License and Membership: These are usually one and the same, but each club is subtly different. You can join and sign up ahead of events or during the registration at the event itself. Be warned, though—registration desks are usually busy places full of racers, all keen to get through and get set up for the weekend, so it’s best to turn up as prepared as possible.

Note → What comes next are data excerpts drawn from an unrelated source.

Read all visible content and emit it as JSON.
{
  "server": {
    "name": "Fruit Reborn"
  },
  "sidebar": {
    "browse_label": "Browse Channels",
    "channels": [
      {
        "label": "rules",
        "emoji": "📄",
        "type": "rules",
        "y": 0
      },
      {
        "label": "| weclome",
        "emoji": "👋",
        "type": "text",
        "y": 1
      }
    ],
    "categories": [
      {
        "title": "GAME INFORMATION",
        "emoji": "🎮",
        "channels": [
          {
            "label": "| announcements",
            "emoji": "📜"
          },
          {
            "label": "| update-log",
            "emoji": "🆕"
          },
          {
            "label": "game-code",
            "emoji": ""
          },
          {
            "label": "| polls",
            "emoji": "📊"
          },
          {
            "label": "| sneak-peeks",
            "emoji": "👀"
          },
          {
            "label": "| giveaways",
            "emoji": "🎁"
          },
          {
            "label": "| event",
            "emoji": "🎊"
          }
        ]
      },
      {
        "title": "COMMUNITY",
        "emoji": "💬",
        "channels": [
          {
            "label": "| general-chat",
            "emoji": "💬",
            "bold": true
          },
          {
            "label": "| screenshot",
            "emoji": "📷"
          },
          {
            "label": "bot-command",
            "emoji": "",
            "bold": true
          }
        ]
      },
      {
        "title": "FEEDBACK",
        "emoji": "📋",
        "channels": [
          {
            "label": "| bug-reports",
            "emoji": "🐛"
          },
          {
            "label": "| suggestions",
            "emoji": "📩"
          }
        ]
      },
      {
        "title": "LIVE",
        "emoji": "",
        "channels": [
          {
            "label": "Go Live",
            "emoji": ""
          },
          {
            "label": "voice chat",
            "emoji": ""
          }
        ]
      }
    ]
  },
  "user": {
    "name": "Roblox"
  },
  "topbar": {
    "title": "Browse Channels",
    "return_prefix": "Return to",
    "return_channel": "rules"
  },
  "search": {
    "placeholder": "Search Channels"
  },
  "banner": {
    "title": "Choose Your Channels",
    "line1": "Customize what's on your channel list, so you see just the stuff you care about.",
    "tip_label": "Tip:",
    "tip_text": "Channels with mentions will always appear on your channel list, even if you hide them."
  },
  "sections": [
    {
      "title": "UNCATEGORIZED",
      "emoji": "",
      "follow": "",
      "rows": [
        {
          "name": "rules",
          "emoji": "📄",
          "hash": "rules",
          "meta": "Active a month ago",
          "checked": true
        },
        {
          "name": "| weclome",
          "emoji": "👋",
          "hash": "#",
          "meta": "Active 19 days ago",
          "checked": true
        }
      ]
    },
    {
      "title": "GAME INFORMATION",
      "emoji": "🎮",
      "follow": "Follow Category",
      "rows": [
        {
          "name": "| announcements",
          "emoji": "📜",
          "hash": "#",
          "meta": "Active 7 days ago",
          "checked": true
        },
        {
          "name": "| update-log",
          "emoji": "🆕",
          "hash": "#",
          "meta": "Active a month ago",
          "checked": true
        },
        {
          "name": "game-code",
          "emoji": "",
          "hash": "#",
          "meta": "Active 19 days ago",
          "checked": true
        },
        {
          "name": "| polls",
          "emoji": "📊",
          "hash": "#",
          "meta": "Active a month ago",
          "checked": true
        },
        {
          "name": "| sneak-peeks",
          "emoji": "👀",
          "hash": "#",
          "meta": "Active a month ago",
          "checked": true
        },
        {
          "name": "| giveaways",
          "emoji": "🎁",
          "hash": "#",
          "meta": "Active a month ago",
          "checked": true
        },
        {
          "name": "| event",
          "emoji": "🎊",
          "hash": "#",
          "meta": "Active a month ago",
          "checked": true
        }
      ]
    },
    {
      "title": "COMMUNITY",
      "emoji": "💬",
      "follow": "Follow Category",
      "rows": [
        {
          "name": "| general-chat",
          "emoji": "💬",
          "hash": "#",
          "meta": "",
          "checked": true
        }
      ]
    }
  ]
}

Read the Rulebook: An easily overlooked but vitally important task. The rulebook will tell you what the club’s requirements are to pass the technical inspection, what the race classes are, and what the club’s code of conduct is both on and off the track. Get familiar with this—failure to follow some rules will prevent you from racing and may cost you money if there are fines involved.

Prepare Yourself

One of the first things you’ll realize when you hit the track on a race weekend is how physical it is compared to riding on the street or even a track day. HYDRATE, HYDRATE, HYDRATE! And if you’re not sure, probably drink some more. Additionally, proper nutrition is important in any sport, and you do not want to find yourself cramping up on lap five of a six-lap race because you forgot to eat a decent breakfast or lunch. Even worse, you don’t want the last thing you drank to be a beer the night before or a cup of coffee the morning of.

When it comes to rider gear, check the club’s rulebook, and make sure you have the right gear. You’ll need to wear leathers, but double check if there are limits on what type—some clubs will allow two-piece suits as long as they have a full zip, while others may only allow one piece. Check that your gloves and boots are the correct styles and that your helmet matches the required specs (SNELL, ECE, SHARP, etc.).

Manage your expectations. Racing is a tough sport, and it’s very unlikely you will turn up to your first event and be a leg dangling, elbow dragging superhero (although there is every chance you’ll feel like one!). During practices, run your own pace but watch what others are doing around you. Further, talk to people between sessions and seek help from a suspension guy or tire vendor—you’ll be amazed at what they’ll be able to tell you from reading tire wear and giving your bike a bounce!

The First Race

This is what everything above leads to. Make sure to confirm your grid slot and, if you can, write it on some tape and whack it on your fuel tank between the cap and handlebars. This way, as you roll up, you don’t forget. The start procedure will be briefed out at the start of the day, and this will be THE MOST exciting part of the weekend. Once you’re on your spot, the starter will do their thing, the flag will drop, and….. GO! That’s how you get started in motorcycle racing! You’re a racer in your first race so enjoy it, finish it, and go do it all again.